In other words only one in seven of those on the frontlines in the arenas most at risk for disruption by “nontraditional players” think it will occur. Would anyone care to place a small side wager that they’ll exert substantial efforts to avoid being disrupted?

5 comments… add one
  • steve Link

    I think you have a bit of stuff wrong here, though if the ACA goes away then you are more likely correct. For example in our area, businesses are looking to team up more directly with individual hospitals or networks. We cost 40% less that our big competitor, with similar results. So, we are now seeing some businesses looking to have us as their primary provider. However, this is transitioning pretty slowly since it means a lot of workers would have to drive 15-20 minutes further and/or they might have to change PCPs. (At some point more health care economists will figure out that most patients are not homo economicus.)

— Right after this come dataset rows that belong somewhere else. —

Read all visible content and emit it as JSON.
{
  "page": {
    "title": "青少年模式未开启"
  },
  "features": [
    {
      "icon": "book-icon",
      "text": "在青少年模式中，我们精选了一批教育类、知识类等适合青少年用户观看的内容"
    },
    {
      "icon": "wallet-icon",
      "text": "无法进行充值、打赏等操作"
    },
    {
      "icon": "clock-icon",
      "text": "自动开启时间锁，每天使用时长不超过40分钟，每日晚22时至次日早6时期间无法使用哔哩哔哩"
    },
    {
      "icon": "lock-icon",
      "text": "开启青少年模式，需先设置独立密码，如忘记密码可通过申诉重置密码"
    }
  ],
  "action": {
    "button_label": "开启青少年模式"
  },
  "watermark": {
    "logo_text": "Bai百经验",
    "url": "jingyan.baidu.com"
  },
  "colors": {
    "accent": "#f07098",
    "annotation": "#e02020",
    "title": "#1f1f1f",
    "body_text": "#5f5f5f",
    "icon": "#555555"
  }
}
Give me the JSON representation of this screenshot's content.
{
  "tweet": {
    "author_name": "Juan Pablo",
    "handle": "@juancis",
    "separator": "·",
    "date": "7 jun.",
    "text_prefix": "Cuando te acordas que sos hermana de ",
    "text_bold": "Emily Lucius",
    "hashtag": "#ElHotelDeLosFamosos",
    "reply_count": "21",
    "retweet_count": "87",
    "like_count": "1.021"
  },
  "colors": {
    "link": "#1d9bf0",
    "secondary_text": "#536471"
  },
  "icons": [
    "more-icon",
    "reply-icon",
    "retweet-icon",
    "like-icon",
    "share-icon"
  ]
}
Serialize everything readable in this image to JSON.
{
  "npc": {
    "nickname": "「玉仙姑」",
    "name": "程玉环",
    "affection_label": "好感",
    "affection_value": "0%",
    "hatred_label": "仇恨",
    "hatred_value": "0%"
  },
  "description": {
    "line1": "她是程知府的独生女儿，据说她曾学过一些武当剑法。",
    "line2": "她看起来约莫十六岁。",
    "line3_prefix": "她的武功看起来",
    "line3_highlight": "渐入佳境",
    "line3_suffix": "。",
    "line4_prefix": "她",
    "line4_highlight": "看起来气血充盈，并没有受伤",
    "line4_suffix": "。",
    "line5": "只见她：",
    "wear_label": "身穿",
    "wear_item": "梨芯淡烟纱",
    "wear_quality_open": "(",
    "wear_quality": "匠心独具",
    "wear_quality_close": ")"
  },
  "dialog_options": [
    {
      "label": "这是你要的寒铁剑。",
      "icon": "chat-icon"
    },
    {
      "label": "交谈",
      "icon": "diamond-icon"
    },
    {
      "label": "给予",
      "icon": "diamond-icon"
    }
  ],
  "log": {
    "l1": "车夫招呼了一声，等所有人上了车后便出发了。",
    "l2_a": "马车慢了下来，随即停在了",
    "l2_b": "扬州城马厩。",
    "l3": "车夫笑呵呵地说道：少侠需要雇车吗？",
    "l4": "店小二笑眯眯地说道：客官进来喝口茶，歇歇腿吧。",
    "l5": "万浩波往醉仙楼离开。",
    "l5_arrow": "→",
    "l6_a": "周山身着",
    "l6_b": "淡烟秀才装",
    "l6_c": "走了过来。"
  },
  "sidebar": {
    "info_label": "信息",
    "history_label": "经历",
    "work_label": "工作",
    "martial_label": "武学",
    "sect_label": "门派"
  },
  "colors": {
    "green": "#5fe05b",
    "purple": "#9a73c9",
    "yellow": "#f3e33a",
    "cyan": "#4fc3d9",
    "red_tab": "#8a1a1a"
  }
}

    Further, on value based payments that is already taking place and spreading. Medicare is leading the way. I expect that the privates will eventually follow. Pharma? Biotech? They have a lot invested in the status quo and won’t want it to change.

    Steve

  • Guarneri Link

    How is it that your cost structure is 40% lower than the competition?

  • steve Link

    We have a very lean management structure, we don’t cater to every proceduralist’s needs (i.e. they use the same equipment rather than everyone having their own special stuff), we pay a bit less and we don’t have the big endowment that our competitor has, we don’t have drugs on pharmacy just because they are the newest. Mostly I think we are just very cost conscious. They are on the correct side of the tracks and have a much better payer mix so they don’t have to be so careful. (I also suspect we somehow manage to fudge our stats on this just a bit, however I know people at the other place and am always amazed at how many management people they have running around and how wasteful they are (I think). They are now on their 3rd or 4th EMR to the tune of over $100 million per. We waited and then finally got EPIC.)

    Steve

  • Guarneri Link

    That all sounds laudable, although to get to a 40% lower cost structure, which is simply huge (as in almost unheard of), primarily through higher asset utilization and fewer administrators still doesn’t sound right.

    However, the three components you cite (add in a not price conscious buyer) are really three fundamentals I have advocated for years. Fat staffs bedevil any business, and are a primary cause of high and escalating costs in education as well. As for asset utilization, I pointed out that Purdue U’s President told me they had been able to hold the line on tuition simply by using existing classroom space rather than continue construction. To do that he hired a real estate guy for his staff.

    The point is, whatever your number, none of this speaks to ObamaCare schemes or single payer schemes or any of the other Rube Goldberg proposals bandied about. It speaks to basic management 101 and to competition – no bottomless checkbook – to control cost. Imagine if the entire nation could deliver health care service for 40%, 25%, even 15% less than today. Yet this seems anathema to politicians and various self described fixers. It’s almost like cost management isn’t really the goal…….

  • Just as a reminder the producers with the lowest costs, the best product, or the highest net revenues don’t always prevail. It might be nice to think that but it is not always the case.